The establishment of the biofilm mode of growth is believed to be partially dependent on cell-to-cell signaling. Relative synthesis rates of AHLs were measured in biological samples, such as batch cultures, cystic fibrosis sputum, and mature biofilms using a radiometric technique (60). This approach demonstrated that two quorum-sensing signals (3OC₁₂-HSL and C₄-HSL) are generated in mature biofilms and in the sputum of a cystic fibrosis patient colonized by P. aeruginosa isolates. In the initial attachment experiment presented here, we were unable to detect signaling molecules in effluent supernatants within the time course of the experiment. On the protein level, only one protein, PotF2, could be correlated to quorum sensing. This putrescine ABC transport system has not been reported to be regulated by the las quorum-sensing system. Instead, the presence of 3OC₁₂-HSL altered the expression of 15 different proteins that could not be assigned to adhesion, including nine proteins that had increased concentration due to AHL addition and six proteins that had decreased concentration. To our knowledge this is the first report of a negative regulated expression by the 3OC₁₂-HSL signaling molecule (for a review, see reference 70). The experimental findings suggest that, in the case of early biofilm development, quorum sensing does not regulate the changes in the protein patterns and gene expression pattern and therefore is not responsible for the observed change in phenotype in P. putida. Thus, the changes must be a result of phenomena other than quorum-sensing signaling. This is consistent with reports showing that activation of lasB, a gene that is under the control of the LasR and LasI quorum-sensing system, occurs later in biofilm formation (22 h following initial attachment of P. aeruginosa [M. Parsek, personal communication]). Furthermore, Davies and coworkers (14) reported that cell-to-cell signaling is involved in P. aeruginosa biofilm maturation rather than initiation. This study showed that differentiation from planktonic bacteria into a fully mature biofilm was impaired in a LasI mutant, while initial stages of biofilm formation proceeded normally. This evidence links cell-to-cell signaling and biofilm maturation.

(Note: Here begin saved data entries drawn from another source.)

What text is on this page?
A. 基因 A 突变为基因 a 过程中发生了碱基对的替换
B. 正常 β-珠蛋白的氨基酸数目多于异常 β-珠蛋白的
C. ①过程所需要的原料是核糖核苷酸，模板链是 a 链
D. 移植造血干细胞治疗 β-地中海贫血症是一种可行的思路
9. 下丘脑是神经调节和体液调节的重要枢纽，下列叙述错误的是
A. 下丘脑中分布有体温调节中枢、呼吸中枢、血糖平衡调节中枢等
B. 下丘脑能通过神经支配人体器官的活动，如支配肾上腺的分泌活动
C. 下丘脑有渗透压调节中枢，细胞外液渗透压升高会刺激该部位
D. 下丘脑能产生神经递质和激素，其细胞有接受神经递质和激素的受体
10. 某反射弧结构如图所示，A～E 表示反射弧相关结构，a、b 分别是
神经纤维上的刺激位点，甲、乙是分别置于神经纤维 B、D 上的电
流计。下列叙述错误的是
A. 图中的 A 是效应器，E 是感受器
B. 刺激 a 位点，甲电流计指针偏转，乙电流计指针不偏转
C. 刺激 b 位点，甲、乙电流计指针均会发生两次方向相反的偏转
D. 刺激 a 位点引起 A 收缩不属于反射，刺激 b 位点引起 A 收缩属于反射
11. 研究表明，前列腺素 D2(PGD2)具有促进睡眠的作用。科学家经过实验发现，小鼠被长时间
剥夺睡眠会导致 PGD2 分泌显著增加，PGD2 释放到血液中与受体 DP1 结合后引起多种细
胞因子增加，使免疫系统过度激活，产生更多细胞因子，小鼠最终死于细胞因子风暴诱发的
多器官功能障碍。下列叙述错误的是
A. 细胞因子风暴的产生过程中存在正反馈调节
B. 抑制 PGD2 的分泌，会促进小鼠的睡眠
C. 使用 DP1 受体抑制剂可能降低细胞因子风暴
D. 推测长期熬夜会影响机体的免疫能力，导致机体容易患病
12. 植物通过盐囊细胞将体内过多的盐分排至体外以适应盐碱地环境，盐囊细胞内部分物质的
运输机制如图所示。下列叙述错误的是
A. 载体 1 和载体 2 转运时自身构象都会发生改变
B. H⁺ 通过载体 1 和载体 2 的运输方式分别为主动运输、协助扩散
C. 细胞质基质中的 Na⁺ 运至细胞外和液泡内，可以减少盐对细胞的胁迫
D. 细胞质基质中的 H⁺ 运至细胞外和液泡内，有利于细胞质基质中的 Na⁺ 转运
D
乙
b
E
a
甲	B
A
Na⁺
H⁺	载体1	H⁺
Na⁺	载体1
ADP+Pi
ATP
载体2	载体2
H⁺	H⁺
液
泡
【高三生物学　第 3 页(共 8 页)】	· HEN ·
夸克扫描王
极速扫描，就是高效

The results presented here give an overview of the important functions for surface colonization by P. putida. Although a more detailed analysis of the identified genes and their specific role will be required, some conclusions can be drawn from this study. Cells attached to a surface undergo metabolic changes, since alterations in metabolic proteins and structural components such as membrane proteins and transporters occurred after initial adhesion to a surface. Some of these genes and gene products have not been previously described, thus indicating that we may have identified novel sets of genes necessary for attachment and novel elements of the physiology of P. putida when attached to a surface. One novel element might be the surface-related lag phase in their growth. Second, attachment to a surface induced a surface-regulated switch from flagellum-based motility to swarming or twitching motility. Two functions could be assigned to flagella in the developmental cycle of biofilm formation: (i) initiation of cell-surface contact, since following surface contact, flagella seem to be dispensable and (ii) detachment from the biofilm, since flagella were detectable again in mature P. putida biofilms. Third, the isolation of genes identified here with similarities to virulence factors, antibiotic resistance, and genes involved in bacterial adhesion to biotic surfaces such as carrot and corn suggests that initial colonization of abiotic and biotic surfaces such as host tissue proceeds via similar pathways. Fourth, in the case of early biofilm development, changes in protein patterns and gene expression patterns must be a result of signaling other than cell signaling by AHLs.